I liked Indigo Prophecy a lot but it was far from perfect sometimes when I pressed forward my character walked left or right but maybe that’s attributed to some glitch when played on 360? the time based dialog interface pales in comparison to Bioware’s system, and most importantly the story took too many crazyass turns and almost ruined an otherwise awesome plot. Regardless of the flaws in Indigo Prophecy, Omikron, and Fahrenheit all 3 are much more ambitious then most other games and at the very least David Cage has a better understanding of how important plot is and how repetitive mechanics hamper it so I have full confidence Heavy Rain will be the game that lives up to his goals.
I strongly recommend everyone read the article linked above especially for those who hate QTE.
I am massively hyped for this game. Also, I am pleased to see you mention it in context with Shenmue. I’m a big fan of Shenmue and believe in Heavy Rain so storngly that I think it will make Shenmue 3 not just possible, but likely!
Am I correct in saying it has 20 endings? I think this is going to be a beast. A video I saw of someone playing at a show did suggest it was difficult to get characters walking in a straight line… but I assume there is a ‘knack’ to the control scheme? Anyway, not gonna let something like that put me off, I want DRAWERS to open, PEOPLE to talk to, and uh… would be nice to buy and smoke cigarettes in a game?!?
Anyway, yes, bring on the Heavy Rain, I’m ultra-hype for this. Been sucked in by hype too much this gen to be honest, but whatever, I’ll part-exchange Bayonetta for this one.
i’ve searched the forums and haven’t found a thread about this game and was about to make one like 2 days ago but figured that not much people here knows about this. i’m just glad i’m not the only one that is hyped about this game.
Regardless of how much money Sega could lose they owe us a Shenmue 3. You can’t make a game as good as Shenmue 2 with an open ending and not give us closure.
Who plays Shenmue for the fights anyway? The suck (other than the 70 man brawl). But it was never about the fights, would have been nice for Spikeout to have been in the arcade though…

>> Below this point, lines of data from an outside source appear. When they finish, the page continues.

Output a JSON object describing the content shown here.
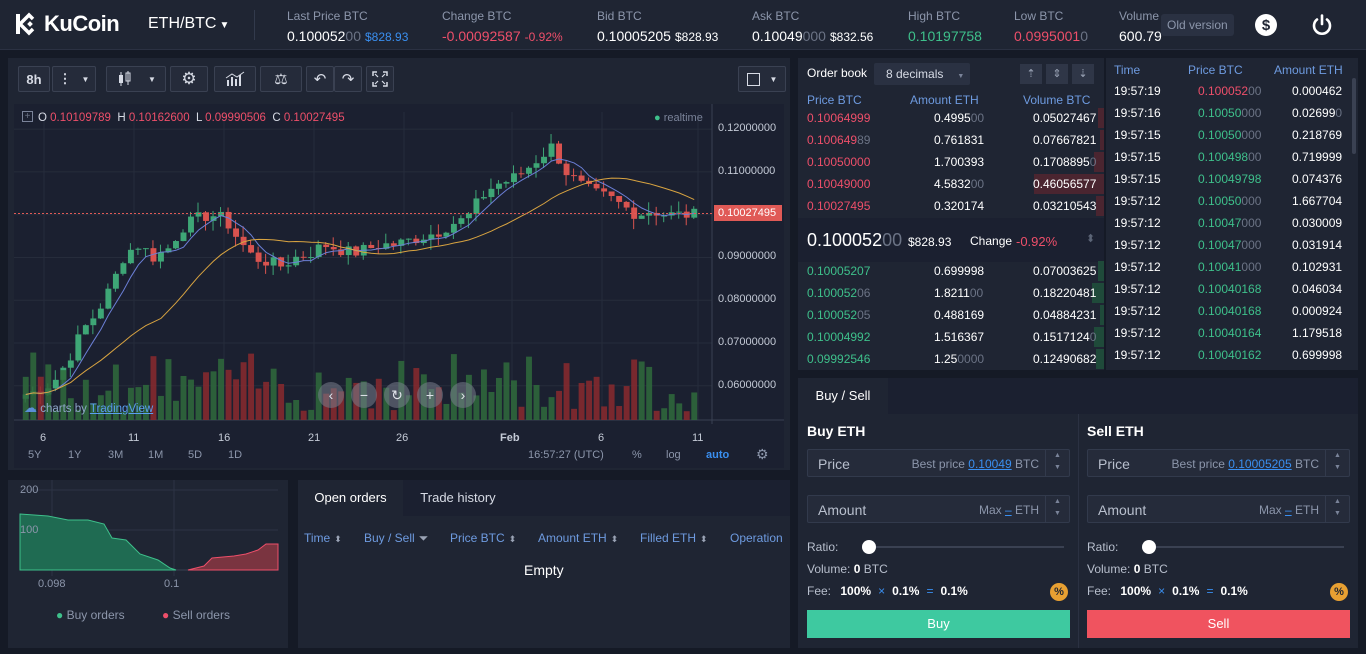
{
  "header": {
    "brand": "KuCoin",
    "pair": "ETH/BTC",
    "old_version": "Old version",
    "tickers": [
      {
        "label": "Last Price BTC",
        "value_main": "0.100052",
        "value_dim": "00",
        "sub": "$828.93"
      },
      {
        "label": "Change BTC",
        "value_main": "-0.00092587",
        "sub": "-0.92%"
      },
      {
        "label": "Bid BTC",
        "value_main": "0.10005205",
        "sub": "$828.93"
      },
      {
        "label": "Ask BTC",
        "value_main": "0.10049",
        "value_dim": "000",
        "sub": "$832.56"
      },
      {
        "label": "High BTC",
        "value_main": "0.10197758"
      },
      {
        "label": "Low BTC",
        "value_main": "0.0995001",
        "value_dim": "0"
      },
      {
        "label": "Volume",
        "value_main": "600.79"
      }
    ]
  },
  "chart_toolbar": {
    "interval": "8h"
  },
  "chart": {
    "ohlc": {
      "o_label": "O",
      "o": "0.10109789",
      "h_label": "H",
      "h": "0.10162600",
      "l_label": "L",
      "l": "0.09990506",
      "c_label": "C",
      "c": "0.10027495"
    },
    "realtime": "realtime",
    "y_ticks": [
      "0.12000000",
      "0.11000000",
      "0.09000000",
      "0.08000000",
      "0.07000000",
      "0.06000000"
    ],
    "current_price_tag": "0.10027495",
    "x_ticks": [
      "6",
      "11",
      "16",
      "21",
      "26",
      "Feb",
      "6",
      "11"
    ],
    "tv_text": "charts by",
    "tv_brand": "TradingView",
    "ranges": [
      "5Y",
      "1Y",
      "3M",
      "1M",
      "5D",
      "1D"
    ],
    "time": "16:57:27 (UTC)",
    "pct": "%",
    "log": "log",
    "auto": "auto"
  },
  "chart_data": {
    "type": "candlestick",
    "title": "",
    "ylim": [
      0.052,
      0.124
    ],
    "x_categories_visible": [
      "6",
      "11",
      "16",
      "21",
      "26",
      "Feb",
      "6",
      "11"
    ],
    "last_close": 0.10027495
  },
  "orderbook": {
    "title": "Order book",
    "decimals": "8 decimals",
    "headers": [
      "Price BTC",
      "Amount ETH",
      "Volume BTC"
    ],
    "asks": [
      {
        "price": "0.10064999",
        "amount": "0.4995",
        "amount_dim": "00",
        "volume": "0.05027467"
      },
      {
        "price": "0.100649",
        "price_dim": "89",
        "amount": "0.761831",
        "volume": "0.07667821"
      },
      {
        "price": "0.10050000",
        "amount": "1.700393",
        "volume": "0.1708895",
        "volume_dim": "0"
      },
      {
        "price": "0.10049000",
        "amount": "4.5832",
        "amount_dim": "00",
        "volume": "0.46056577"
      },
      {
        "price": "0.10027495",
        "amount": "0.320174",
        "volume": "0.03210543"
      }
    ],
    "last": "0.100052",
    "last_dim": "00",
    "last_usd": "$828.93",
    "change_label": "Change",
    "change": "-0.92%",
    "bids": [
      {
        "price": "0.10005207",
        "amount": "0.699998",
        "volume": "0.07003625"
      },
      {
        "price": "0.100052",
        "price_dim": "06",
        "amount": "1.8211",
        "amount_dim": "00",
        "volume": "0.18220481"
      },
      {
        "price": "0.100052",
        "price_dim": "05",
        "amount": "0.488169",
        "volume": "0.04884231"
      },
      {
        "price": "0.10004992",
        "amount": "1.516367",
        "volume": "0.1517124",
        "volume_dim": "0"
      },
      {
        "price": "0.09992546",
        "amount": "1.25",
        "amount_dim": "0000",
        "volume": "0.12490682"
      }
    ]
  },
  "trades": {
    "headers": [
      "Time",
      "Price BTC",
      "Amount ETH"
    ],
    "rows": [
      {
        "time": "19:57:19",
        "price": "0.100052",
        "price_dim": "00",
        "side": "sell",
        "amount": "0.000462"
      },
      {
        "time": "19:57:16",
        "price": "0.10050",
        "price_dim": "000",
        "side": "buy",
        "amount": "0.02699",
        "amount_dim": "0"
      },
      {
        "time": "19:57:15",
        "price": "0.10050",
        "price_dim": "000",
        "side": "buy",
        "amount": "0.218769"
      },
      {
        "time": "19:57:15",
        "price": "0.100498",
        "price_dim": "00",
        "side": "buy",
        "amount": "0.719999"
      },
      {
        "time": "19:57:15",
        "price": "0.10049798",
        "side": "buy",
        "amount": "0.074376"
      },
      {
        "time": "19:57:12",
        "price": "0.10050",
        "price_dim": "000",
        "side": "buy",
        "amount": "1.667704"
      },
      {
        "time": "19:57:12",
        "price": "0.10047",
        "price_dim": "000",
        "side": "buy",
        "amount": "0.030009"
      },
      {
        "time": "19:57:12",
        "price": "0.10047",
        "price_dim": "000",
        "side": "buy",
        "amount": "0.031914"
      },
      {
        "time": "19:57:12",
        "price": "0.10041",
        "price_dim": "000",
        "side": "buy",
        "amount": "0.102931"
      },
      {
        "time": "19:57:12",
        "price": "0.10040168",
        "side": "buy",
        "amount": "0.046034"
      },
      {
        "time": "19:57:12",
        "price": "0.10040168",
        "side": "buy",
        "amount": "0.000924"
      },
      {
        "time": "19:57:12",
        "price": "0.10040164",
        "side": "buy",
        "amount": "1.179518"
      },
      {
        "time": "19:57:12",
        "price": "0.10040162",
        "side": "buy",
        "amount": "0.699998"
      }
    ]
  },
  "buysell": {
    "tab": "Buy / Sell",
    "buy": {
      "title": "Buy ETH",
      "price_label": "Price",
      "price_hint": "Best price",
      "price_link": "0.10049",
      "price_unit": "BTC",
      "amount_label": "Amount",
      "amount_hint": "Max",
      "amount_link": "–",
      "amount_unit": "ETH",
      "ratio": "Ratio:",
      "volume_label": "Volume:",
      "volume_value": "0",
      "volume_unit": "BTC",
      "fee_label": "Fee:",
      "fee_a": "100%",
      "fee_b": "0.1%",
      "fee_c": "0.1%",
      "button": "Buy"
    },
    "sell": {
      "title": "Sell ETH",
      "price_label": "Price",
      "price_hint": "Best price",
      "price_link": "0.10005205",
      "price_unit": "BTC",
      "amount_label": "Amount",
      "amount_hint": "Max",
      "amount_link": "–",
      "amount_unit": "ETH",
      "ratio": "Ratio:",
      "volume_label": "Volume:",
      "volume_value": "0",
      "volume_unit": "BTC",
      "fee_label": "Fee:",
      "fee_a": "100%",
      "fee_b": "0.1%",
      "fee_c": "0.1%",
      "button": "Sell"
    },
    "fee_ops": [
      "×",
      "="
    ]
  },
  "depth": {
    "y_ticks": [
      "200",
      "100"
    ],
    "x_ticks": [
      "0.098",
      "0.1"
    ],
    "legend_buy": "Buy orders",
    "legend_sell": "Sell orders"
  },
  "orders": {
    "tabs": [
      "Open orders",
      "Trade history"
    ],
    "columns": [
      "Time",
      "Buy / Sell",
      "Price BTC",
      "Amount ETH",
      "Filled ETH",
      "Operation"
    ],
    "empty": "Empty"
  },
  "colors": {
    "green": "#3ec08b",
    "red": "#ee4f6a",
    "blue": "#3a8ff0",
    "bg": "#1f2533"
  }
}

Also I aint touching the demo of this thing. Just think how playing the opening of the game, and then having to start again once you buy the full game, might effect how you play it, or how you see the story. Unless there is some way of carrying on directly from where the demo ends via a save-state?
EDIT: also totally agree with Riot Shield. The fourth disc of Shenmue 2 is truly captivating, and totally upstages the big fight-heavy end of the 3rd disc. Shenmue is special, and Ryo WILL have his revenge, don’t you worry about that folks. Yakuza engine…
Yeah that’s pretty much my stance on the game. The story seems to have a lot of crime drama cliches from what the trailers have shown. I’d rather play Shenmue or Mass Effect anyday but honestly I’ll play the demo to see if I’m swayed. Also that mall sequence turned me off lol. Also I noticed a lot of people hate on Shenmue 1 but hardly anyone played Shenmue 2. Shenmue 2 literally fixed every problem the first game had. Also WTF @ no actual fight/combat system, the games story seems too boring to drop 60 bones for. It’s like the game is an advanced point and click. BTW even though Yakuza 3 is more action oriented I feel it bodies Heavy Rain.
I’m gonna wait for the demo, and maybe even to see what other SRKers think of the game. I think it looks interesting, but I already have too much shit to buy this spring besides Yakuza 3 drops a couple weeks after this, and that shit will be getting a lot of my attention
It’s been confirmed HR has at least a few fight sequences, that’s part of the appeal you can go from fighting people one minute, to having an argument with your wife the next, to stripping naked in front of a guy at gunpoint, to committing suicide jumping off a bridge. It’s that dynamic freedom QTE’s can give instead of having to use cut scenes as a justification for shooting, running, and jumping level after level that attracted me to HR beyond it being made by Quantic Dream.
If that’s what ME is to you then you’ve missed the point entirely. Yes all those things are prominently featured in both games but they serve the higher purpose of immersing you into the plot and universe BioWare created which is exactly the goal of HR.
David Cage says in the interview I linked he intentionally makes the characters seem like archetypes we’re all familiar with to make us ease into getting to know them only to slowly add complexity and depth shattering our initial impressions of them as as we progress further into HR.
Not sure if I want to play the demo. HR seems like the type of game you don’t want to know as little as possible about before playing it.
Visually it looks as good as any game I’ve ever seen, and that intro should remind everyone this is not about saving the world from aliens in a post apocalyptic setting, it’s going to be as personal and realistic as can be. The Game Informer article says it plays like a combination of the film American Beauty and the show Dexter:lovin:
This won’t be for everyone but I hope it sells well so more mature story driven games like this get released instead of the endless wave of shooters and action titles we always get. Only thing I’m worried about is the GI article said even after a few hours it felt weird holding R2 to move forward and using the left analog stick to guide the direction =/.